Thank you, friends, for all you’ve done and continue to do. This is not an easy time, but your connections, advice, and support have already added up to *something*. It’s all still taking shape, but I remain confident that James and I will be able to cobble something together, and maybe one connection will lead to another and another, and then … Well, you know the rest. (In case you don’t — James needs a job.) Actually, I am not at all confident in the middle of the night. I can’t tell you the whole truth, or even call my bete noire by its full name. The closest I get is to call it “impending economic uncertainty.” How’s that for euphemism?

On the creative front, the 21 poems that I needed to pare down to 20 instead ballooned to 31 and stayed there for a while. Nothing like backward progress. I finally got it down to 20, and now I *just* have to edit them. 

I got the news that I didn’t win a contest (and its $1,000 prize), but there’s still one more publication I haven’t heard from, and 2011 was already a pretty good year … on that score, anyway.


What I’m Up To

I don’t know whether I’ve “made it” yet as a poet, but I’ve at least reached a level where there are enough acceptances to offset the rejection notices (though those do still arrive, and do still sting a bit). In the past year, I’ve had poems in Literary Mama, The Sow’s Ear Poetry Review, and the Aurorean. Others will appear this winter and spring in Alimentum: The Literature of Food, Cider Press Review, and Exit 13.
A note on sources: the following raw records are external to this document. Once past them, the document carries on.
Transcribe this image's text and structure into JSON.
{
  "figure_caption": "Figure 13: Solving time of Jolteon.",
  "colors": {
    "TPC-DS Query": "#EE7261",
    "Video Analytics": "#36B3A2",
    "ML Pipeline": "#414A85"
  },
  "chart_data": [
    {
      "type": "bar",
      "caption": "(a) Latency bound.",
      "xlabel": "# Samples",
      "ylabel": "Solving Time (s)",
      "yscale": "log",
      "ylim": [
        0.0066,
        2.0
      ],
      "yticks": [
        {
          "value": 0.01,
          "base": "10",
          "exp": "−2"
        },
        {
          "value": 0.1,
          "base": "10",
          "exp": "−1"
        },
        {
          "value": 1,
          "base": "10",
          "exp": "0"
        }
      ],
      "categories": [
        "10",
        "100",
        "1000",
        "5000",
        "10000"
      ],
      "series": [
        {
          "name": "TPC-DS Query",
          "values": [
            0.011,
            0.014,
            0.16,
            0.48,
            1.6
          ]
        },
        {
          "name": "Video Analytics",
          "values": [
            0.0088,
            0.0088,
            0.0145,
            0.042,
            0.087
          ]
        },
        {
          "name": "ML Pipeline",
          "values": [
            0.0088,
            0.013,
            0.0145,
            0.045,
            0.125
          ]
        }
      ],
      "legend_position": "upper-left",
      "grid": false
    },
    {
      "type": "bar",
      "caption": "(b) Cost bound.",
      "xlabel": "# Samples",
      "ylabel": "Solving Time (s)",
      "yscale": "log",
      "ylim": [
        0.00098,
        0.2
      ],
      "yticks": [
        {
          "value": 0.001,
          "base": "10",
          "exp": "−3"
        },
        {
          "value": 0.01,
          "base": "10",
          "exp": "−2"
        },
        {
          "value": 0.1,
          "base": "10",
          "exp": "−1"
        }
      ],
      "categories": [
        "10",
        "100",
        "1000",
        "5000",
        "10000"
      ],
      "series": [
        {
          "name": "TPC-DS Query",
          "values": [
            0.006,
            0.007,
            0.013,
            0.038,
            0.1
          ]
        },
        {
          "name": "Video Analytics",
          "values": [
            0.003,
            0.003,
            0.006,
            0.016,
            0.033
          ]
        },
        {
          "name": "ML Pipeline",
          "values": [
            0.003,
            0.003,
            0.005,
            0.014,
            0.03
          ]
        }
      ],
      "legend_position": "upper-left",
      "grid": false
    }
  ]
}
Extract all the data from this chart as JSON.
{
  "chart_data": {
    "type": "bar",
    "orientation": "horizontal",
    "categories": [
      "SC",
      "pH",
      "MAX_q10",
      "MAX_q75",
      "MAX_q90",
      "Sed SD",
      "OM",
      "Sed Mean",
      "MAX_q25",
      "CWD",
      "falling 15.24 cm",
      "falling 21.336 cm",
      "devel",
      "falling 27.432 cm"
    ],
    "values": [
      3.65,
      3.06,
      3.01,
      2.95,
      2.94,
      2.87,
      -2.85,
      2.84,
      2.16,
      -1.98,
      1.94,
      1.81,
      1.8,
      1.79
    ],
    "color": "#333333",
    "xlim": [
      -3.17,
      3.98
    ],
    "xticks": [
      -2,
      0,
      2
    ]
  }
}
Now that I feel like I’ve (somewhat) hit my stride, I’d really like to help others do the same. One thing I’ve noticed as I’ve read through various literary publications (not necessarily the ones listed above) is that every now and then, you’ll see a typo that lifts you right out of the flow of the piece for a second. Whether it’s a misspelling or one of those tricky homophones or near homophones (affect/effect, adverse/averse, etc.), I find it a bit jarring, and then it’s hard to settle down into the piece again. Now, the fact that I’m reading them means that typos, incorrect word choices, and other errors don’t always prevent a good piece from being published. But don’t you cringe a little when you realize you’ve submitted something with errors in it — and there they are, irrevocably in print?
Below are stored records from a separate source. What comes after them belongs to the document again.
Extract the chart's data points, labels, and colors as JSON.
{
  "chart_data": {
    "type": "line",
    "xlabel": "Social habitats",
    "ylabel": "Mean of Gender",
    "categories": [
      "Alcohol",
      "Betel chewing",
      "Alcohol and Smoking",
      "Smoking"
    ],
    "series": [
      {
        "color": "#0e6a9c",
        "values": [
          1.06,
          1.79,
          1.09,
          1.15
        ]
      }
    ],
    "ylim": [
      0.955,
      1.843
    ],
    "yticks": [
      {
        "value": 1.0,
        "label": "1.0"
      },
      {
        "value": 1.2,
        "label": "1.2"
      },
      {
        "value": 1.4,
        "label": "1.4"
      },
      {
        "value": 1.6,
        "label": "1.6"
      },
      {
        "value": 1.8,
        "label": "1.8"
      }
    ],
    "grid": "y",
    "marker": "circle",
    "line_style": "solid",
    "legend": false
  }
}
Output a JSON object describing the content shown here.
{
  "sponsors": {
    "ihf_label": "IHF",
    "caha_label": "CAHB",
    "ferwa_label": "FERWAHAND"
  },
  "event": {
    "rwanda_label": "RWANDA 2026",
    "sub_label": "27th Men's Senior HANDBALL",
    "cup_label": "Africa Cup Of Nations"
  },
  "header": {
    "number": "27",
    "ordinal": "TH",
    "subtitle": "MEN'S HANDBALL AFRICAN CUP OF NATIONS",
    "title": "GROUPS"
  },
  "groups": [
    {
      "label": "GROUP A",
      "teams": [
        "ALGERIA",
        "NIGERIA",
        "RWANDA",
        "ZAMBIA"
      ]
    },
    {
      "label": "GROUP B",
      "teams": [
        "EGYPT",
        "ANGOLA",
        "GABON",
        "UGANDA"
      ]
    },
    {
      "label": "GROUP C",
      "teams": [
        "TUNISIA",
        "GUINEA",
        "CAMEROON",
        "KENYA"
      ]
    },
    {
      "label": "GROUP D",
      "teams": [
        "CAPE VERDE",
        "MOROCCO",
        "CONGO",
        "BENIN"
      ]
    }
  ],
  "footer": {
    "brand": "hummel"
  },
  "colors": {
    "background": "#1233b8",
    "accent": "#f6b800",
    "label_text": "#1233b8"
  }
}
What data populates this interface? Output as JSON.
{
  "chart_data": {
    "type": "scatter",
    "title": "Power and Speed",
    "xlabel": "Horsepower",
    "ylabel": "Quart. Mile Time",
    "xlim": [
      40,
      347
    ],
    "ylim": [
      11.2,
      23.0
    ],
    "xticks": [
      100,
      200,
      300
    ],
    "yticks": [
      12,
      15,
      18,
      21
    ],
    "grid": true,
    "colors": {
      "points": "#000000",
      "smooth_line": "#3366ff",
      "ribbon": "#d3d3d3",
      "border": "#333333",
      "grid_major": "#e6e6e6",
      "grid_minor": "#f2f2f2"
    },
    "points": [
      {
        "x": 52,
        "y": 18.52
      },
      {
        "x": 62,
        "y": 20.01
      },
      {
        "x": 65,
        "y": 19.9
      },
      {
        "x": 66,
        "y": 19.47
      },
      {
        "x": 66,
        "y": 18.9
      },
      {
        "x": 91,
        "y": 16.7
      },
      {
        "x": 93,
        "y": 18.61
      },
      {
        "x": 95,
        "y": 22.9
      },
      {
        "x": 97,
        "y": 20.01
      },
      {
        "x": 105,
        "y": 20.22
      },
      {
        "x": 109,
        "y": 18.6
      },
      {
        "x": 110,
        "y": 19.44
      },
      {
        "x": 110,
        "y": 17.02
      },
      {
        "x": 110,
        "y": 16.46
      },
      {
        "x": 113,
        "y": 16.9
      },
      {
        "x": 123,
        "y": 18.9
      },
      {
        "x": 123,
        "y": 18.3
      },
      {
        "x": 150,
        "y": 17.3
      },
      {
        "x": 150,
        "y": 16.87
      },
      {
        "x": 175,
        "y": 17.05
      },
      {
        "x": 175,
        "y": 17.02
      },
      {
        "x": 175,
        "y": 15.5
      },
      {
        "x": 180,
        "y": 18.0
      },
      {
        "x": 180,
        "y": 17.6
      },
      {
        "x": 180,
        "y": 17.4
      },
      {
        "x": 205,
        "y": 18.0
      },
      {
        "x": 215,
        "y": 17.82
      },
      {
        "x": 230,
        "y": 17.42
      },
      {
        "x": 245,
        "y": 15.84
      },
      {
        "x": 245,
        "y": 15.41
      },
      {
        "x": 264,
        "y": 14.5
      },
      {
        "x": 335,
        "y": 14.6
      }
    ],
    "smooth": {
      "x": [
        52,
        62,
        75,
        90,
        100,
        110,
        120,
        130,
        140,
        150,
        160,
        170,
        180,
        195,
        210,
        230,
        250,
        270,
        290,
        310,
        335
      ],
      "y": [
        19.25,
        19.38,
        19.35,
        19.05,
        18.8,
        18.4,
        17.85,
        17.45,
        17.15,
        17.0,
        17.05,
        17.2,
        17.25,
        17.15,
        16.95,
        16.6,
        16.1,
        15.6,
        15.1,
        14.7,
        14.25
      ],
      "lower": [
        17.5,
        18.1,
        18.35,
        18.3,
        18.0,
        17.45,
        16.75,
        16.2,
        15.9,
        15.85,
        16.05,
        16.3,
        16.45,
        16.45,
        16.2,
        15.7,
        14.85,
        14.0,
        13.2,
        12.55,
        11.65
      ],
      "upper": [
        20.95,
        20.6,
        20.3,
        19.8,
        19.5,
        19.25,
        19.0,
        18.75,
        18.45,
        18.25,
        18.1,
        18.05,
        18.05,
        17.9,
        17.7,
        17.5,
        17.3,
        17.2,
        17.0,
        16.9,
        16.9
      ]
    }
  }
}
And if you’re just starting out, or if you have an especially important manuscript, wouldn’t it be great to have someone flag those errors for you so you can remove them … before you submit your work? It seems to me that you can’t trust your spouse, friend, random passerby, or other manuscript reader to spot every potential problem. And you can’t necessarily rely on editors of literary publications to catch every single thing, either. It’s not that they’re bad editors — they’re dealing with a tremendous volume of “stuff,” and they’re reading more for literary merit than for spelling, grammar, and so forth. That’s as it should be.
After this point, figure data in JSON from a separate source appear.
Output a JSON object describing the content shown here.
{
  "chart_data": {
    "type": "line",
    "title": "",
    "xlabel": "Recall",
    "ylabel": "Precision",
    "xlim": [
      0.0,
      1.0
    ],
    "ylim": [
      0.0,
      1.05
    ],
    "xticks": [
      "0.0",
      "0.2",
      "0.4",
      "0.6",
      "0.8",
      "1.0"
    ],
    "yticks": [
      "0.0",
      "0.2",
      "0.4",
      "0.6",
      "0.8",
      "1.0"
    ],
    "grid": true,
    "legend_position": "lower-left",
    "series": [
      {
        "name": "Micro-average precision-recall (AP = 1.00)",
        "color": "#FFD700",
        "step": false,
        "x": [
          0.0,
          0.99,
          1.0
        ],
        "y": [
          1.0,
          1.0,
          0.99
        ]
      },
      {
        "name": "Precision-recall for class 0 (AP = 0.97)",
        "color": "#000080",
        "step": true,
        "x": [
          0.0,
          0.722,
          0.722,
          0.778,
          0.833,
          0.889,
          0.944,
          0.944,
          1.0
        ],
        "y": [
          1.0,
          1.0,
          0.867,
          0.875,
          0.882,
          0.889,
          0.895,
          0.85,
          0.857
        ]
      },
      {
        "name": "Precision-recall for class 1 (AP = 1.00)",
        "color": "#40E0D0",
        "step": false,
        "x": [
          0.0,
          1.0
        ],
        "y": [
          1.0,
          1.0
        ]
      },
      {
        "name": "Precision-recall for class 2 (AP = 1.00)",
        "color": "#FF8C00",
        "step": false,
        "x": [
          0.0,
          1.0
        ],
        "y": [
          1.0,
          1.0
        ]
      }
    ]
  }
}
That’s where I come in. Or where I’d like to, anyway. When I’m not writing poetry, I’m working as an editor at a nationwide professional association. I manage one publication and assist with another. I plan articles, assign them, write them, and edit them (for accuracy, flow, style, and that certain je ne sais quoi) once they come in. I’ve been at my current job for a decade, and in the general realm of editing and publishing for about 15 years. I have a bachelor’s in English and a master’s in journalism. Recently, I’ve begun to wonder if there’s a way to bring together my editor side and my poet side, by helping other emerging writers polish their work. Whether it’s a poem, a short story, a nonfiction piece, or “other,” I can either give you a no-holds-barred assessment, or I can withhold my personal opinion and just copy edit it for you. If I have any thoughts regarding where you might submit, I can share those, too. I’m just getting started, and this is work I’d love to do (and I know how expenses can add up, with all those sample copies) — so I can be very flexible with pricing. Just let me know what you need, and we’ll work something out.

So that’s my story. What’s yours … And may I please edit it for you?